Je ne peux pas accepter ces chiffres. Je pense que nous n’avons pas encore assez de recul. Nous essayons en outre de ne pas mettre d’étiquette sur les personnes qui quittent leur pays.  Même si vous ne vivez pas dans une zone de conflit, j’estime que ne pas réussir à nourrir ses enfants est une bonne raison de fuir. Personne ne quitte son foyer parce que c’est drôle. La plupart du temps, c’est une question de survie. Le rapporteur spécial des Nations Unies sur les droits des migrants, François Crépeau, utilise l’expression de « migration de survie », je pense que c’est un terme approprié.

N’est-il donc pas utile de faire une distinction entre réfugiés et immigrants ?

Cette distinction est utilisée pour limiter l’ampleur du fardeau que les États doivent gérer. En réalité, un grand nombre de personnes fuient leurs foyers pour survivre. Pourtant, elles ne remplissent pas toutes les critères nécessaires au statut de réfugié. D’accord. Mais cela ne veut pas dire que l’on ne devrait pas les accueillir de manière décente à leur arrivée à Lesbos. Ces migrants devraient avoir de la nourriture, de l’eau, un logement. Ils devraient être traités comme des êtres humains. Je m’y suis rendue en septembre et ce que j’ai vu, ce n’était pas un accueil décent.

Que pensez-vous de la réponse donnée par les États membres aux réfugiés arrivés en Europe ?

Chaque réfugié devrait avoir droit à un accueil minimum. Ce n’est pas le cas et c’est une honte. Les États les plus riches n’accordent pas aux réfugiés l’accueil minimum auquel ils devraient avoir droit. Je trouve cette situation inacceptable et indécente. Je comprends que c’est difficile, mais n’est-ce pas encore plus difficile au Darfour ?

En ce qui concerne le virus Zika, que pensez-vous de la situation ? [Cette interview a été réalisée lors du Forum de Davos, qui s’est déroulé du 20 au 23 janvier]
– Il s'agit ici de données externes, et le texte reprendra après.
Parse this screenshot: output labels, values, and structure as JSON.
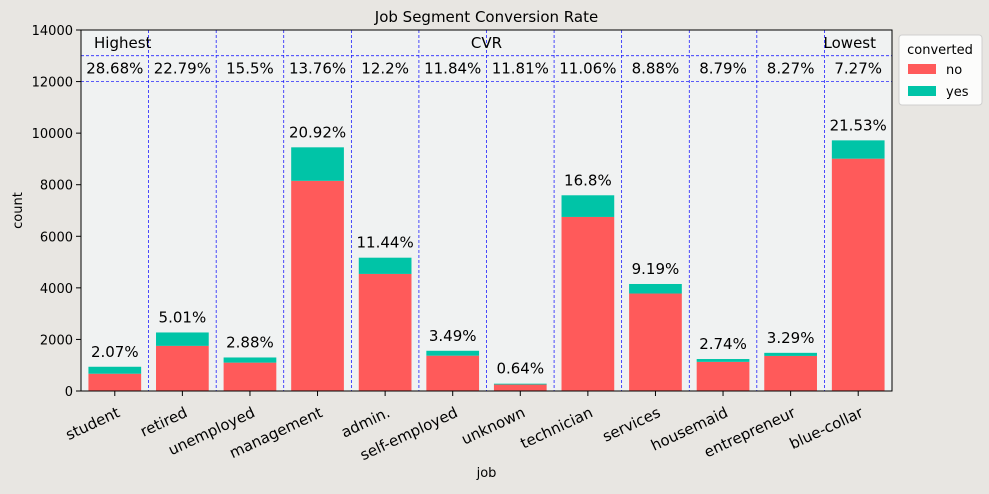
{
  "chart_data": {
    "type": "bar",
    "stacked": true,
    "title": "Job Segment Conversion Rate",
    "xlabel": "job",
    "ylabel": "count",
    "ylim": [
      0,
      14000
    ],
    "yticks": [
      0,
      2000,
      4000,
      6000,
      8000,
      10000,
      12000,
      14000
    ],
    "categories": [
      "student",
      "retired",
      "unemployed",
      "management",
      "admin.",
      "self-employed",
      "unknown",
      "technician",
      "services",
      "housemaid",
      "entrepreneur",
      "blue-collar"
    ],
    "series": [
      {
        "name": "no",
        "color": "#ff5a5a",
        "values": [
          670,
          1750,
          1100,
          8150,
          4540,
          1370,
          250,
          6750,
          3780,
          1130,
          1360,
          9010
        ]
      },
      {
        "name": "yes",
        "color": "#00c4a7",
        "values": [
          270,
          520,
          200,
          1300,
          630,
          190,
          34,
          840,
          370,
          110,
          120,
          710
        ]
      }
    ],
    "share_labels": [
      "2.07%",
      "5.01%",
      "2.88%",
      "20.92%",
      "11.44%",
      "3.49%",
      "0.64%",
      "16.8%",
      "9.19%",
      "2.74%",
      "3.29%",
      "21.53%"
    ],
    "cvr_labels": [
      "28.68%",
      "22.79%",
      "15.5%",
      "13.76%",
      "12.2%",
      "11.84%",
      "11.81%",
      "11.06%",
      "8.88%",
      "8.79%",
      "8.27%",
      "7.27%"
    ],
    "band": {
      "title": "CVR",
      "left_label": "Highest",
      "right_label": "Lowest",
      "range": [
        12000,
        13000
      ]
    },
    "legend": {
      "title": "converted",
      "placement": "outside-top-right"
    },
    "grid": false,
    "colors": {
      "figure_bg": "#e8e6e2",
      "plot_bg": "#f0f2f2",
      "divider": "#0000ff"
    }
  }
}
La situation est inquiétante. Avant toute chose, nous devons comprendre l’ampleur du problème. Je pense que nous n’avons pas encore une vision au niveau mondial. Nous devons partager nos connaissances pour comprendre ce qui se passe exactement et décider de ma meilleure manière d’y faire face et ce que nous pouvons faire pour les victimes. C’est encore un peu tôt. L’une des leçons tirées de l’épidémie d’Ebola a été que nous devons partager nos connaissances et savoir-faire. C’est pourquoi je suis une grande partisane de l’instauration de plateformes d’information ouverte, afin de partager l’information et de la rendre accessible à tous les acteurs impliqués dans ces crises.